It’s been in many of the main news outlets. Many Canadian scientists are signing a letter of protest to the Prime Minister on a website called “Don’t leave Canada Behind.” The letter bemoans the cuts to NSERC and CIHR, as well as earmarking money for specific (business and finance) research. NSERC cuts are already affecting the types of library services that will be offered by CISTI. (Here are 10 things you can do for CISTI)
The damage that these cuts will cause are compounded by a scientific culture that is already “becoming too conservative and constrained by social pressure and the demands of rapid and easily measured returns.” There is a great article in PhysicsWorld called “In search of the black swans” that looks at the stiffling culture of result-focused science.
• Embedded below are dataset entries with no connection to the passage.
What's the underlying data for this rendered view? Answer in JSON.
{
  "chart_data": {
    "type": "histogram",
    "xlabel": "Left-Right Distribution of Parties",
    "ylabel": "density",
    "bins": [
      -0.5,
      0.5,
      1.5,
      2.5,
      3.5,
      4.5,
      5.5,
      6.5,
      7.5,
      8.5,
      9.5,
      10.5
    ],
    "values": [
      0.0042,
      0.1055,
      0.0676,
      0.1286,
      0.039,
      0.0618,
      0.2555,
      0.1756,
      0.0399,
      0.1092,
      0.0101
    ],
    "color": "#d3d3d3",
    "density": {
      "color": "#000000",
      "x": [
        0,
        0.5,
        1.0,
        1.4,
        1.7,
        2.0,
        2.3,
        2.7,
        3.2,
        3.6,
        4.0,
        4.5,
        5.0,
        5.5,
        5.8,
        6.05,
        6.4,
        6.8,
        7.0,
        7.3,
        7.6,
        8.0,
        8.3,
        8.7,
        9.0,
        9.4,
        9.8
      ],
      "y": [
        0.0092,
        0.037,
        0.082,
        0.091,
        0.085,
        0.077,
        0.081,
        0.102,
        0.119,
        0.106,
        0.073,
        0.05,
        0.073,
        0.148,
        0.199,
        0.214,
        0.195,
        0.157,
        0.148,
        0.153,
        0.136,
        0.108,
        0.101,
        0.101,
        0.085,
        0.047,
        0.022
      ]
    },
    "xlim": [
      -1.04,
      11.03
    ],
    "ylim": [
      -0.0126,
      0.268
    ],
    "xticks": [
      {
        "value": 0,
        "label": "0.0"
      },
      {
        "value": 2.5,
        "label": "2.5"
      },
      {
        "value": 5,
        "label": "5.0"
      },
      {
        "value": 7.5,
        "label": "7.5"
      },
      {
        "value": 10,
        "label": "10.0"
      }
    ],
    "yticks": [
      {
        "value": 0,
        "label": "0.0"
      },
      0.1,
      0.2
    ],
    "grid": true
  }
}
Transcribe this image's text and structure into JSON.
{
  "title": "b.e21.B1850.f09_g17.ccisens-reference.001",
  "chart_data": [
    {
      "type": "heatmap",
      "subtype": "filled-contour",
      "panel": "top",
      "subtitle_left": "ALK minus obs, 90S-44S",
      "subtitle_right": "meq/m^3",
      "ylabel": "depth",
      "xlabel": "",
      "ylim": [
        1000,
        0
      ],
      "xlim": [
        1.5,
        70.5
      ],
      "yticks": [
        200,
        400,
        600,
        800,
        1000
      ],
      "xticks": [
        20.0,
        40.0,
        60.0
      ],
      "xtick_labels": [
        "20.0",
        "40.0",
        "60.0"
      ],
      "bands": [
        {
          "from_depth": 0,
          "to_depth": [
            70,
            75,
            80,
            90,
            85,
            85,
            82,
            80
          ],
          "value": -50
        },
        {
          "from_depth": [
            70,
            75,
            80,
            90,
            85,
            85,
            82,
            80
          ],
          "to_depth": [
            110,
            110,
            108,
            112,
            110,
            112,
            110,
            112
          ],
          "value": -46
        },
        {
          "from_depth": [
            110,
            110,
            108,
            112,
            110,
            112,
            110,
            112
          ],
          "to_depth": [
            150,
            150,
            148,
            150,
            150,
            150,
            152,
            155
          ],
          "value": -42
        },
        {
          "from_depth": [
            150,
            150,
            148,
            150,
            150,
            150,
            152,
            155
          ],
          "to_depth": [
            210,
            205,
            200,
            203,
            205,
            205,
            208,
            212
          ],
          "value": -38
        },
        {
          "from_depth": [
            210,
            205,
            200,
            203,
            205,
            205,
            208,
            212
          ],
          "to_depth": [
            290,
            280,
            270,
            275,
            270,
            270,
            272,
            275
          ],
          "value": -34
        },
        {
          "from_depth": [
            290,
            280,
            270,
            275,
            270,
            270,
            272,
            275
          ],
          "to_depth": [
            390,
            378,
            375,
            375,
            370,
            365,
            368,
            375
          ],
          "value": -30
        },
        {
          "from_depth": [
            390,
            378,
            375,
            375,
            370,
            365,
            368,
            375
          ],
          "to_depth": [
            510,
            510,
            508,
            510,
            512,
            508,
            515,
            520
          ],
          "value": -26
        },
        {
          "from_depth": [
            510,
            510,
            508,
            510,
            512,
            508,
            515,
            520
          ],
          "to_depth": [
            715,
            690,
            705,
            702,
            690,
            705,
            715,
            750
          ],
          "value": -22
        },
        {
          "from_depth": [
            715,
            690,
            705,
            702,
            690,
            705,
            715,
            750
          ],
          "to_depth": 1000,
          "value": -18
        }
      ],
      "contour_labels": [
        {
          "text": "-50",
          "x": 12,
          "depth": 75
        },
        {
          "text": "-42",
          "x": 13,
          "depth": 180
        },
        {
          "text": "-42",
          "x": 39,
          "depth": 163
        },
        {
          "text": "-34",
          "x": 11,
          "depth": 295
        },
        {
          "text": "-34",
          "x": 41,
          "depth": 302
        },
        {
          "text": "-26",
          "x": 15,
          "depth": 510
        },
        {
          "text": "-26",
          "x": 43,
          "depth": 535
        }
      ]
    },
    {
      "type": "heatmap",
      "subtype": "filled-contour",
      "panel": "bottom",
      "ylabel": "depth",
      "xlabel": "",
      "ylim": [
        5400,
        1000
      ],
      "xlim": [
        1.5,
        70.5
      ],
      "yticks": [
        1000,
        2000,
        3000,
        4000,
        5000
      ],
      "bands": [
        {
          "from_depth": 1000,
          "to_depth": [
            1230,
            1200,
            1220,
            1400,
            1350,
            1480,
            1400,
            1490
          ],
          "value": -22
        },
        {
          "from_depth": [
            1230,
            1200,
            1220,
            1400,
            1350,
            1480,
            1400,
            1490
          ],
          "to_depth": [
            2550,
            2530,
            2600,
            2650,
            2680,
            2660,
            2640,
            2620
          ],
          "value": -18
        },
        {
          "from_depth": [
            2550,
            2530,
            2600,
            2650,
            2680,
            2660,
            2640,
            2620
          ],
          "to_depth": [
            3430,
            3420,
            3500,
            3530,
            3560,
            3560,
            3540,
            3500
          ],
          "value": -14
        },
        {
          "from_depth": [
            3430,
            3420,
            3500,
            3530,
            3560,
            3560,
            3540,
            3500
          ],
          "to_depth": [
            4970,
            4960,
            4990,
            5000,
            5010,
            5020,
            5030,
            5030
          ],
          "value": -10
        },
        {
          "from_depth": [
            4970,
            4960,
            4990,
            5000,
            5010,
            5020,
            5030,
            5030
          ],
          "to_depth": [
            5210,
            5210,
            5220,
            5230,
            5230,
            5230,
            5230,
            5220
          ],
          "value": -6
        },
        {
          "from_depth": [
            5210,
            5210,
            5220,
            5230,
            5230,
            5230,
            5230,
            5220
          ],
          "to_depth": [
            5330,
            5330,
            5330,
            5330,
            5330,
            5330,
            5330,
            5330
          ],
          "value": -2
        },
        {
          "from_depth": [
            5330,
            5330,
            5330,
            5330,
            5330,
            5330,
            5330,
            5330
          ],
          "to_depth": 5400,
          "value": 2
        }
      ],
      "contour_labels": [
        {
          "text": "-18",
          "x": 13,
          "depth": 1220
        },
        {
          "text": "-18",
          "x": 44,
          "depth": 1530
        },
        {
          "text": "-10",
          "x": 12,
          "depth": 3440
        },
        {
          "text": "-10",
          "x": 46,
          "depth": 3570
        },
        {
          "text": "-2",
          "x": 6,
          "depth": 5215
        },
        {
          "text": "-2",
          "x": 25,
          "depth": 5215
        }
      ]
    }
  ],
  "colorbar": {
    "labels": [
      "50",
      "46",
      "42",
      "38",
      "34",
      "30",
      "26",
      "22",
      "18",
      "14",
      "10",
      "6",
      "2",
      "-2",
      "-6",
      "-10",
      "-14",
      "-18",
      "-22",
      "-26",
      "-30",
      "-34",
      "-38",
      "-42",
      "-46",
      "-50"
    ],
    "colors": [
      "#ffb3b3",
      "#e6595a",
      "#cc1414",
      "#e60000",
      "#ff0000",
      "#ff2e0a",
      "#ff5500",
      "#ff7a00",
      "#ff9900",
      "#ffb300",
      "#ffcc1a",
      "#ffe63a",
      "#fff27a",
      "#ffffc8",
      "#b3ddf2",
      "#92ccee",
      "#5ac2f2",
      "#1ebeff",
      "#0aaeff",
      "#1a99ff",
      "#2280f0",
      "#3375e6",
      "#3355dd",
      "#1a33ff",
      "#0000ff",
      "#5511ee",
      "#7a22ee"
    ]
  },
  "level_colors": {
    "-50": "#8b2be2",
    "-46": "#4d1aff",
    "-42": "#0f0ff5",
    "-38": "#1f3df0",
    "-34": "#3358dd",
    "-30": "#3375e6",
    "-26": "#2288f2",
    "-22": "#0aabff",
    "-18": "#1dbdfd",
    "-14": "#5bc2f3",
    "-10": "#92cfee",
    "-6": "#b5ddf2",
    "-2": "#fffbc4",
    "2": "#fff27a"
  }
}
Here are a few good sections:
(…) modern science is in danger of losing its creativity unless we can find a systematic way to build a more risk-embracing culture.
The voices making this argument vary widely. For example, the physicist Geoffrey West, who is currently president of the Santa Fe Institute (SFI) in New Mexico, US, points out that in the years following the Second World War, US industry created a steady stream of paradigm-changing innovations, including the transistor and the laser, and it happened because places such as Bell Labs fostered a culture of enormously free innovation. “They brought together serious scientists — physicists, engineers and mathematicians — from across disciplines”, says West, “and created a culture of free thinking without which it’s hard to imagine how these ideas could have come about.”
Unfortunately, today’s academic and corporate cultures seem to be moving in the opposite direction, with practices that stifle risk-taking mavericks who have a broad view of science. At universities and funding agencies, for example, tenure and grant committees take decisions based on narrow criteria (focusing on publication lists, citations and impact factors) or on specific plans for near-term results, all of which inherently favour those working in established fields with well-accepted paradigms. In recent years, tightening business practices and efforts to improve efficiency have also driven corporations in a similar direction. “That may be fine in the accounting department,” says West, “but it’s squeezing the life out of innovation.”
(…)
The result, he suggests, is that science is becoming less a “bottom-up” enterprise of free-wheeling exploration — energized by the kind of thinking that led Einstein to relativity — and more a “top-down” process strongly constrained by social conformity, with scientific funding following along fashionable lines.